From Demo to Production Firmware – Step 10: Watchdog and Last-Resort Recovery

Step 10 is about humility.
Assume everything above can fail.

After Step 9, the system is:

reliable
observable
power-aware
outage-tolerant
updatable

Step 10 adds the final safety net:

Automatic recovery when the software itself gets stuck.

This step assumes: even good code can fail in bad ways.

1. Purpose of Step 10

The watchdog answers one brutal question:

“What if the system stops making progress?”

Examples:

deadlock
infinite loop
stuck driver
memory corruption
unforeseen corner case

No amount of retry logic can fix these.

2. Watchdog Philosophy

Senior rule:

“The watchdog is not a feature. It is a judge.”

Key principles:

Watchdog does not understand logic
Watchdog only observes liveness
Reset is not failure; it is recovery

3. What the Watchdog Should Mean

A watchdog reset means:

“The application failed to uphold its contract of progress.”

It does NOT mean:

the device is broken
the design is wrong

It means the system protected itself.

4. Where to Feed the Watchdog (Critical)

Never feed the watchdog in callbacks or drivers.

Correct rule:

Feed the watchdog only when the system makes forward progress.
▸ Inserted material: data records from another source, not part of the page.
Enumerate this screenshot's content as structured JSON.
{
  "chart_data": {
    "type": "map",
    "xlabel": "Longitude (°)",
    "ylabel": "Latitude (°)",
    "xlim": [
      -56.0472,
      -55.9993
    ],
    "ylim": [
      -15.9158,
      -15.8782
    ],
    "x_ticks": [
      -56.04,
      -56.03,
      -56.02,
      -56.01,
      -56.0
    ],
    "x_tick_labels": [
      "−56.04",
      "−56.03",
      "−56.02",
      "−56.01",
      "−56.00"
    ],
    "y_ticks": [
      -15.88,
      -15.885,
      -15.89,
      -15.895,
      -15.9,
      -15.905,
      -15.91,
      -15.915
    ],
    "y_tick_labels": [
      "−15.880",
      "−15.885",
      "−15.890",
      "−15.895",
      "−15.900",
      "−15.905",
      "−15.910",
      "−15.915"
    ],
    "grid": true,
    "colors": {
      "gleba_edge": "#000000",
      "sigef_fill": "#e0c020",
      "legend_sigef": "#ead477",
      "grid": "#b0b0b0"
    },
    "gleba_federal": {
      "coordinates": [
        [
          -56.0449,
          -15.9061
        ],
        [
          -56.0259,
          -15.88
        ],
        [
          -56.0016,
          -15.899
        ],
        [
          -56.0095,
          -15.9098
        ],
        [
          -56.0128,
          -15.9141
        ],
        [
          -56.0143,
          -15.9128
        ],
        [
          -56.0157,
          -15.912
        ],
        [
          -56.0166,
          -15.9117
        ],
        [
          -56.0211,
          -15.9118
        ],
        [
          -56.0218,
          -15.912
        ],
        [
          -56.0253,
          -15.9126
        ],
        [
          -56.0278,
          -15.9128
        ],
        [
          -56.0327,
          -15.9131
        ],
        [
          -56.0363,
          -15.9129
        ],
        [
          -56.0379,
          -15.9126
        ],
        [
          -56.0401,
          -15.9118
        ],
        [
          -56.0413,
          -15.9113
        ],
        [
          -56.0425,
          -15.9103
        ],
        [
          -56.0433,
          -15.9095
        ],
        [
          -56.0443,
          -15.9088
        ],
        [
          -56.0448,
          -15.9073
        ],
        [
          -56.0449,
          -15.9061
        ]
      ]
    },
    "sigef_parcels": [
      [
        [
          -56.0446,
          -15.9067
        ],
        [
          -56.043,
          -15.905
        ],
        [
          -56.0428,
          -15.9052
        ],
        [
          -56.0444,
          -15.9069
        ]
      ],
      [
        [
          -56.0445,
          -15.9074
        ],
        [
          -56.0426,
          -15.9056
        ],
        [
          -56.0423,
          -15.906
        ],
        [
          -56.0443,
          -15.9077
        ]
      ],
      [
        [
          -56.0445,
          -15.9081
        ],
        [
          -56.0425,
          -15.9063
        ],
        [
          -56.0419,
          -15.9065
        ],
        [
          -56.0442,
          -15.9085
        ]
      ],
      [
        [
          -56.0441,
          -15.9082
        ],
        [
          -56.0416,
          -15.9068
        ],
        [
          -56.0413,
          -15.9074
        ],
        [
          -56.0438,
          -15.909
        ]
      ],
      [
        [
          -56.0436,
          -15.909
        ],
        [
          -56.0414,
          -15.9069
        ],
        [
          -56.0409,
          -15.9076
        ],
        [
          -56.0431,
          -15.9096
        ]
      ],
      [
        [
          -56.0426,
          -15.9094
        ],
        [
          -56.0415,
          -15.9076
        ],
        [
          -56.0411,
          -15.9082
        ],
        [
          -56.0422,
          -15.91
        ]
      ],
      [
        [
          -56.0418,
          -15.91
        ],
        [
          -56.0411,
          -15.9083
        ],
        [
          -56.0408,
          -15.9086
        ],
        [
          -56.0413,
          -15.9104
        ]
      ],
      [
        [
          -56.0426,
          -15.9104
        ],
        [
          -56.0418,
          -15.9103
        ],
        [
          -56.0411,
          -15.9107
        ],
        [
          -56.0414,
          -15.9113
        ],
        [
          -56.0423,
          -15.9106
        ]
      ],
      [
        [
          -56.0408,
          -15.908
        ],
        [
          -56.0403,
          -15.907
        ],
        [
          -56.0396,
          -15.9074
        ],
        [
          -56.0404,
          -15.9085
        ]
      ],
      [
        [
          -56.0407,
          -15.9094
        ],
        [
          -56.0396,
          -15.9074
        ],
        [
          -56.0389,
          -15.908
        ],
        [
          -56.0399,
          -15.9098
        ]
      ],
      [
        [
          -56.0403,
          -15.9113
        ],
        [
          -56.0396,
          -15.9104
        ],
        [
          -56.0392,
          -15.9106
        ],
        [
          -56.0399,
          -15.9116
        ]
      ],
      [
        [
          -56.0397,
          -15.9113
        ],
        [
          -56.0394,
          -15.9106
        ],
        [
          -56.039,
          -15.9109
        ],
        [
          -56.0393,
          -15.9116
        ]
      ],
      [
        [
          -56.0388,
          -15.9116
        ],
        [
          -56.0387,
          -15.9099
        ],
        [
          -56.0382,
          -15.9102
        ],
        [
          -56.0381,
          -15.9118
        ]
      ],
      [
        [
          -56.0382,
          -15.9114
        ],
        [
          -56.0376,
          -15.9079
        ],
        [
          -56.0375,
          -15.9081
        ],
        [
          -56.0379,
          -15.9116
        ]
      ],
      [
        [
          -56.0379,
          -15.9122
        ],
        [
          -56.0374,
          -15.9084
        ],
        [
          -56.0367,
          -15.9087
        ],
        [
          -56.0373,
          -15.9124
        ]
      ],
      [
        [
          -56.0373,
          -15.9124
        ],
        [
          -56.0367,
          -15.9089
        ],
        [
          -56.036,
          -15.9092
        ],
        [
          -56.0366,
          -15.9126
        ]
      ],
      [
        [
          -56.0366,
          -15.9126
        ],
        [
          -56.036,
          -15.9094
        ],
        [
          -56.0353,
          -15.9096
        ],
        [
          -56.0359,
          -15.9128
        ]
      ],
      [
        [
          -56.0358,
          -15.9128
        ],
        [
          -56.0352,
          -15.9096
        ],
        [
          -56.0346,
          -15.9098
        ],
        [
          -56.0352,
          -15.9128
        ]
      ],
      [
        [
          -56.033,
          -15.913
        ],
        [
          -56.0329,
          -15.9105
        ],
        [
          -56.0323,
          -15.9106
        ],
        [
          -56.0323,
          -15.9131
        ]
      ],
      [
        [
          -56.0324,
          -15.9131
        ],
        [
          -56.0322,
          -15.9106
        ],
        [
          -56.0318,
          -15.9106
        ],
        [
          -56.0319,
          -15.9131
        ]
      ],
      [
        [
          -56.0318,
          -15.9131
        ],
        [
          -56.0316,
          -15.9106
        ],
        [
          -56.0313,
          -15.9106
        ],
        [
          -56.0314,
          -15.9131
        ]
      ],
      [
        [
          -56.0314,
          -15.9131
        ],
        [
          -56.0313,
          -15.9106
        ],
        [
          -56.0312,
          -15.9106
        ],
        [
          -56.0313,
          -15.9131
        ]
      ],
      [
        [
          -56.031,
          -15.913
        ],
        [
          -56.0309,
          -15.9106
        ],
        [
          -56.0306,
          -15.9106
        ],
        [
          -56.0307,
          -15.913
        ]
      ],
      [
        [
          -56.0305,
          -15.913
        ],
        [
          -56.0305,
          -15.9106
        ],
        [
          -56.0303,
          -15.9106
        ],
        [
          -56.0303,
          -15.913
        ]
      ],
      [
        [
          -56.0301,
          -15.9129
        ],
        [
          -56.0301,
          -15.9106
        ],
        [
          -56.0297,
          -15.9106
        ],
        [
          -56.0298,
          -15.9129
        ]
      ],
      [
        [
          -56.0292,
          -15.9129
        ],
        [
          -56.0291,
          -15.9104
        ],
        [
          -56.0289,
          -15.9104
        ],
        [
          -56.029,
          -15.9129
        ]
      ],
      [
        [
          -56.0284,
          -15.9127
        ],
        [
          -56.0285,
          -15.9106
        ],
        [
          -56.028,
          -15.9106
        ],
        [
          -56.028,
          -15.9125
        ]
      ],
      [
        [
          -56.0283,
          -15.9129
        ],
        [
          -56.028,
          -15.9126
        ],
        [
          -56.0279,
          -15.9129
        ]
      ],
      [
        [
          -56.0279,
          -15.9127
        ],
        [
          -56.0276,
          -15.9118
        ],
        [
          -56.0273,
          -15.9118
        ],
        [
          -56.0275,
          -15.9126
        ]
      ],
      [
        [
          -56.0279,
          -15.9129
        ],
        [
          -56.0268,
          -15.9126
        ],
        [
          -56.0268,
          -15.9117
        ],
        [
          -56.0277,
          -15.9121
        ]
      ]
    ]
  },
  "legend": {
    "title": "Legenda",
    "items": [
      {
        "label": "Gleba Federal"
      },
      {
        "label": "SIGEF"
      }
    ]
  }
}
In this architecture, that means:

after successful state transitions
after SEND success
after successful WAIT completion

5. Application Context Update

struct app_ctx {
    enum app_state state;
    enum app_state recovery_state;

    uint32_t retry_count;
    k_timeout_t retry_delay;
    int last_error;

    struct sample_buffer samples;

    bool progress_made;

    struct mcp9808_ctx sensor;
    struct net_ctx net;
    struct http_ctx http;
};

progress_made is a logical signal, not hardware-specific.

6. Defining “Progress”

Progress means:

State changes
Successful SEND
Completion of WAIT
Successful SENSOR_INIT
Successful NET_INIT

Progress does NOT mean:

looping
retrying without delay
logging

7. Feeding the Watchdog (Conceptual)

if (ctx->progress_made) {
    watchdog_feed();
    ctx->progress_made = false;
}

This check happens once per main loop iteration.

8. Timeout Selection

Watchdog timeout must be:

Longer than the longest valid blocking operation
Shorter than “forever”

Example:

HTTP timeout: 30s
DNS timeout: 10s
Watchdog: 60–90s

This ensures:

real hangs trigger reset
slow networks do not

9. Interaction with WAIT and Power Management

Important rule:

Do not feed the watchdog before long sleeps.

Correct behavior:

Feed watchdog
Enter WAIT sleep
Wake up
Feed again after progress

This ensures sleep itself is not mistaken for a hang.

10. Handling Reset After Watchdog

On boot:

MCUboot runs first
Application starts fresh
State = BOOT

Optional:

Persist reset reason
Log “watchdog reset”

The system treats reset as recovery, not error.

11. Logging Watchdog Events

Log sparingly:

Watchdog started
Watchdog fed (DEBUG only)
Reset detected

Example:

Reset reason: watchdog

12. What Step 10 Deliberately Avoids

Feeding watchdog everywhere
Multiple watchdogs
Complex health metrics

The watchdog must remain simple and strict.

13. Success Criteria for Step 10

Step 10 is complete when:

System resets on true hangs
Normal slow operations do not trigger resets
Watchdog logic is explainable
Reset is safe and recoverable

14. Architectural Status After Step 10

After Step 10, the device has:

graceful failure handling
controlled retries
safe self-reset

This is production-hardened firmware.

15. Final Note

The watchdog is the last safety net.

If it ever triggers:

the system did its job
not everything went wrong

That mindset is critical in production systems.